很少有研究调查过伴有精神病性症状的重度抑郁症(PMD)的风险因素。我们旨在研究与PMD相关的生物学和社会心理风险因素,并与其他精神病性障碍进行比较。
基于精神分裂症及其他精神病的病因与种族(ÆSOP)研究,我们采用病例对照研究,在基线期和10年随访期识别并招募所有首次发作的精神病病例,这些病例首次在英国特定集水区的专科心理健康服务机构就诊。基于人群的对照从相同地区招募。收集了以下数据:社会人口统计学信息;社会隔离情况;童年逆境;生活事件;轻微身体异常;以及神经系统软体征。

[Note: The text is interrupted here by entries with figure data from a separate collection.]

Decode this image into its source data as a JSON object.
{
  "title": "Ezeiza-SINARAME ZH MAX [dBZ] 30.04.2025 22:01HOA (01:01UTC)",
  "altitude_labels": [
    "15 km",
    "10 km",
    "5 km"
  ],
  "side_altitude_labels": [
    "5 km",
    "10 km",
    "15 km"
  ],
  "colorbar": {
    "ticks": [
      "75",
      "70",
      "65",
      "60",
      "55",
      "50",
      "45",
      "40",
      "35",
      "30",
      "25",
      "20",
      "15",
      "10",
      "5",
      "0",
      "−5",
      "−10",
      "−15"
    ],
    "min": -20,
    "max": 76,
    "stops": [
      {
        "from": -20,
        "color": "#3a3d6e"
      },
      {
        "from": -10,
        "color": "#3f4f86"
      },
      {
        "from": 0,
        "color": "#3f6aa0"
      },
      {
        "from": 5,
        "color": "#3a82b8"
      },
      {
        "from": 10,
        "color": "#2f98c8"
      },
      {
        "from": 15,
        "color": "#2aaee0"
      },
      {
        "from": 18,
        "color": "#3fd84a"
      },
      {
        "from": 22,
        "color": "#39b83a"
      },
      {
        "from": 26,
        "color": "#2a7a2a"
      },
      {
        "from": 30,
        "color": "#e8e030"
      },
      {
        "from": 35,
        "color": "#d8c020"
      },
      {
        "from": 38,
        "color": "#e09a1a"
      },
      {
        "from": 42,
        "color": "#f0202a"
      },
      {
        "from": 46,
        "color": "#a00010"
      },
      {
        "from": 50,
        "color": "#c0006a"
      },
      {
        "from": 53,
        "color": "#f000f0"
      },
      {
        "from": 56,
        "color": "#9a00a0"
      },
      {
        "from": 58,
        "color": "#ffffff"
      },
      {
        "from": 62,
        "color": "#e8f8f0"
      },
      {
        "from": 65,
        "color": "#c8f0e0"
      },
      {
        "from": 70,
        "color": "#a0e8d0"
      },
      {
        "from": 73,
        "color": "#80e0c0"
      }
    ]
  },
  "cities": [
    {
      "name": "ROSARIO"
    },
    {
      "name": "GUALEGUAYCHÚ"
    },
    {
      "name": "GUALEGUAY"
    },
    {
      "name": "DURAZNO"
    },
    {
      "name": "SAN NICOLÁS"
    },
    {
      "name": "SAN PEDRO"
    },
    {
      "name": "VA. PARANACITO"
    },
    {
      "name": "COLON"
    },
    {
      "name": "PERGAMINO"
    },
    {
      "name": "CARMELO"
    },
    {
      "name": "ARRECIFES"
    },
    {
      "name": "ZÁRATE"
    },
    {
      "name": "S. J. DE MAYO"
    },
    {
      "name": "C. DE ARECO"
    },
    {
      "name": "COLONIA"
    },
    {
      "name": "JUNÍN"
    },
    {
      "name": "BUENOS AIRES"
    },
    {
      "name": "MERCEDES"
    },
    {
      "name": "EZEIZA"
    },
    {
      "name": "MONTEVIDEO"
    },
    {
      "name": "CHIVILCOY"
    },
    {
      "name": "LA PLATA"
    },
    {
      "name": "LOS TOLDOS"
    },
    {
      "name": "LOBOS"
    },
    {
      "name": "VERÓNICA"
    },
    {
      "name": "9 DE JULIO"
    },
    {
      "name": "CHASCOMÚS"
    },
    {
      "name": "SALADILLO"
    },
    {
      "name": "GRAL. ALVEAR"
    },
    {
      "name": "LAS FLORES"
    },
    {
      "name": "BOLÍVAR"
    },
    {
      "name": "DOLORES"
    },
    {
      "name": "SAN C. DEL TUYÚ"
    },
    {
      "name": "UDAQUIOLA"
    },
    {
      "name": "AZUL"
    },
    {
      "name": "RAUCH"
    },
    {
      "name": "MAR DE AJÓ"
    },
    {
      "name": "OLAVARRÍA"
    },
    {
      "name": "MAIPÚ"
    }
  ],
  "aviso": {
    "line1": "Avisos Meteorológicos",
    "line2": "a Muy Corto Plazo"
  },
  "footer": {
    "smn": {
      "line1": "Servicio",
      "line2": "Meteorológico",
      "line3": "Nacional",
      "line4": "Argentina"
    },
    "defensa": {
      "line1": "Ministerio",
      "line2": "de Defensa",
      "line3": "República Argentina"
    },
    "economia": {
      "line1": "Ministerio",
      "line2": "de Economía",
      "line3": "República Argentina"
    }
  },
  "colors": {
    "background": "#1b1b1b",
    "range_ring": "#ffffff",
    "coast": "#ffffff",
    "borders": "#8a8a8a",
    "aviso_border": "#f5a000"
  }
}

独居(比值比=2.26,可信区间=1.21 - 4.23)、基础教育水平(比值比=2.89,可信区间=1.08 - 7.74)、失业(比值比=2.12,可信区间=1.13 - 3.96)、每月与朋友联系少于一次(比值比=4.24,可信区间=1.62 - 11.14)、没有亲密知己(比值比=4.71,可信区间=2.08 - 10.68)、经历过童年逆境(比值比=2.57,可信区间=1.02 - 6.44)、有精神疾病家族史(比值比=10.68,可信区间=5.06 - 22.52)、有精神病家族史(比值比=12.85,可信区间=5.24 - 31.51)以及有更多神经系统软体征(比值比=1.15,可信区间=1.07 - 1.24)均与随访诊断为PMD和精神分裂症相关。与PMD相关的变量很少也与双相情感障碍的诊断相关。轻微身体异常与随访诊断为精神分裂症和双相情感障碍相关,但与PMD无关。
与PMD相关的风险因素似乎与精神分裂症的风险因素重叠,但与双相情感障碍的重叠程度较小。需要开展关于PMD与其他精神病性障碍病因差异的未来研究,以找出PMD与其他精神病性障碍之间的“鉴别因素”。未来关于PMD以及可能其他精神病性障碍病因的研究应考虑诊断变化。